The first team features a second Republican from the east wing in State Senator Charles Schwertner of Georgetown and another Democrat in State Senator Royce West of Dallas. Schwertner is on the list as a product of the cumulative body of accomplishments that he recorded after Lieutenant Governor Dan Patrick released him from the Senate joint after a stint for violations of the #MeToo movement in a steamy texting saga.
Democratic State Reps. Nicole Collier of Fort Worth and Chris Turner of Grand Prairie emerged as all-stars in 2021 as well as a result of exceptional work as the chairs of the Texas Legislative Black Caucus and House Democratic caucus respectively. State Reps. Lyle Larson of San Antonio and Matt Schaefer of Tyler are ranked among the 10 top Texas lawmakers for the regular session for reasons that are as different as the two men are politically.
West wasn't a candidate for the list until the final day for votes in the regular session when he blew the whistle on a brazen and possibly illegal last-second attempt by Republicans to beef up the voting bill with new restrictions that hadn't been approved in either chamber or by the negotiators on Senate Bill 7 themselves. The GOP sponsors of the bill that seeks to restrict the rights of voters have yet to offer a coherent public explanation for the changes in a conference committee report that could be evidence in a criminal case with charges of tampering with a government document based on some of their conflicting accounts up to now.
Republican State Senator Bryan Hughes of Mineola had been the Legislature's most valuable player for the first 139 days of the regular session in 2021. Hughes had been the perfect choice for the chief sponsor's job on the election bill as a country lawyer who's a staunch Christian with a heart of gold and sterling reputation with unimpeachable credibility.
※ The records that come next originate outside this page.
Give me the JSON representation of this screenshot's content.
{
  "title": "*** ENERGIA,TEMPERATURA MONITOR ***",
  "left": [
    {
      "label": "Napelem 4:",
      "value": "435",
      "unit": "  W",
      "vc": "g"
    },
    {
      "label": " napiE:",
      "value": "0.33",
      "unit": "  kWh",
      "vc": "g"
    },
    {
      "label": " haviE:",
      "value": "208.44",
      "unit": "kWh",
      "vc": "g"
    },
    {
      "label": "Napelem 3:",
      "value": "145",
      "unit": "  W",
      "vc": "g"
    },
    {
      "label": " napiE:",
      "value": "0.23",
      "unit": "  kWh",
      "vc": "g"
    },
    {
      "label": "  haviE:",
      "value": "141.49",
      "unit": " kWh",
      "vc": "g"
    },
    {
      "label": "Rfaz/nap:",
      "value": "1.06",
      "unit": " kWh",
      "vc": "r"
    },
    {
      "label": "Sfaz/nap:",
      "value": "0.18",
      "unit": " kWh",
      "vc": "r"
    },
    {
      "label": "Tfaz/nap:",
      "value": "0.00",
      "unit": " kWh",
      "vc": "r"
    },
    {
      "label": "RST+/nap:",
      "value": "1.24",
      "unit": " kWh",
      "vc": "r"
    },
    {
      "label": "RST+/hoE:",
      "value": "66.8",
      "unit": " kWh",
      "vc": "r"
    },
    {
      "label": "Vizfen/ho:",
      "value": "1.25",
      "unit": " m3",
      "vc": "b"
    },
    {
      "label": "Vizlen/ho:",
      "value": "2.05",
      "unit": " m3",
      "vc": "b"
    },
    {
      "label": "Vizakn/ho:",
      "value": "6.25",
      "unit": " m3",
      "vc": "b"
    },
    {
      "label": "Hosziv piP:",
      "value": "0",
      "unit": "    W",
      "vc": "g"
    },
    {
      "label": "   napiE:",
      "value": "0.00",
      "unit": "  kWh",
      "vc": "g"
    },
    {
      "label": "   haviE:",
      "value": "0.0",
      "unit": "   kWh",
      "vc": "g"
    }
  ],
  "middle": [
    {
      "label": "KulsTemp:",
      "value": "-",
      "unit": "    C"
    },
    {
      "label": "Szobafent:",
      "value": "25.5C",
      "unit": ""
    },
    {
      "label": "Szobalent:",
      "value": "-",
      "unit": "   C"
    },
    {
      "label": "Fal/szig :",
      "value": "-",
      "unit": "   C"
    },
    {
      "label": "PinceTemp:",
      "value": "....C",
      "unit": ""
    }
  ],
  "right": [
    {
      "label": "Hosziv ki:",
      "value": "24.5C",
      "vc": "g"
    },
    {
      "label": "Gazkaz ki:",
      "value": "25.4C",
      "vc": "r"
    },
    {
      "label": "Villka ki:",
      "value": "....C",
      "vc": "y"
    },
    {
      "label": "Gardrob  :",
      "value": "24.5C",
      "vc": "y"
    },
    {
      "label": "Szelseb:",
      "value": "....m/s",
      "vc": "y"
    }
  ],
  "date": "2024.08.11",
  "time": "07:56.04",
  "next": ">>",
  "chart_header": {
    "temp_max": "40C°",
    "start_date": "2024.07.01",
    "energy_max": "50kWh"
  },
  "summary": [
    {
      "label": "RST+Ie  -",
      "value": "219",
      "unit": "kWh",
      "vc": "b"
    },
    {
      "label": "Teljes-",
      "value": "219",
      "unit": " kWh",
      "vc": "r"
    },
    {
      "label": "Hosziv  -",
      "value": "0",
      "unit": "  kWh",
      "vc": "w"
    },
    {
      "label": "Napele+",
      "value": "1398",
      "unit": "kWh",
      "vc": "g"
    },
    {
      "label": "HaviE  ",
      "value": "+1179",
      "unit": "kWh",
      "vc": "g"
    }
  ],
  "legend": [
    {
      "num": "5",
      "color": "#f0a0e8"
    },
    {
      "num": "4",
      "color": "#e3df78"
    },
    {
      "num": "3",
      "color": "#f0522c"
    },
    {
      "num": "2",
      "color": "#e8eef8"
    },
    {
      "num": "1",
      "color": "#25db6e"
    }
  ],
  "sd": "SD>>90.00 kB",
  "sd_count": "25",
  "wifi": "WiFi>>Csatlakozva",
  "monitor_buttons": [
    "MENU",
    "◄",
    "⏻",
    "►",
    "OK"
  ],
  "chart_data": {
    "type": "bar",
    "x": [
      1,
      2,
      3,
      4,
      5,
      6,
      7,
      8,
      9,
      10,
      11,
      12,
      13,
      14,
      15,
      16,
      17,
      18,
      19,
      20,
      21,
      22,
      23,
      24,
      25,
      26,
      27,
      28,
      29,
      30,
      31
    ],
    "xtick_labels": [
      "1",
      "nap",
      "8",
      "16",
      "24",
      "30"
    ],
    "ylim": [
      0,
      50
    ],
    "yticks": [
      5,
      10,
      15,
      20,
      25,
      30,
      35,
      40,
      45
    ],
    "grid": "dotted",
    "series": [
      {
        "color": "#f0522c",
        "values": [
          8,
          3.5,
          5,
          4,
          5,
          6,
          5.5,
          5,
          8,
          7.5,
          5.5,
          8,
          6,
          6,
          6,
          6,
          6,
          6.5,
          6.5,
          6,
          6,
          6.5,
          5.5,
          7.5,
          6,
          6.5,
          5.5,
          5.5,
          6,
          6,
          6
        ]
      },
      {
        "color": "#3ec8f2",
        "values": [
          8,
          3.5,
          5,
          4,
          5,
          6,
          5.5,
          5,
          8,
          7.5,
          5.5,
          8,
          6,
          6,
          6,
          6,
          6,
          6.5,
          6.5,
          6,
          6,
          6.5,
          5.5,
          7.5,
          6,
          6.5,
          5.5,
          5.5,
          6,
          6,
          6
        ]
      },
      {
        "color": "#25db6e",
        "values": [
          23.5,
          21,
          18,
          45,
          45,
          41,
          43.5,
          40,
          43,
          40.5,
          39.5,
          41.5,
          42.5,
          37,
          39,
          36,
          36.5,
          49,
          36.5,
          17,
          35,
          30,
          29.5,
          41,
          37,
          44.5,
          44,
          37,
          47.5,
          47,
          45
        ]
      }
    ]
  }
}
While Hughes rarely strayed from a script that could have come right off the pages of a national party napkin, he always seemed to say the lines with love in his heart that seemed to be sincere.
But Hughes effectively disqualified himself from the all-star team with his role at the center of the fresh new scandal that the conference report on SB 7 turned out to be as a corrupt attempt to undermine the integrity of the election process in the Lone Star State under the guise of improving it. Hughes has a chance to repair his credibility with the resurrection of the elections measure in a special session at some point in the next few months.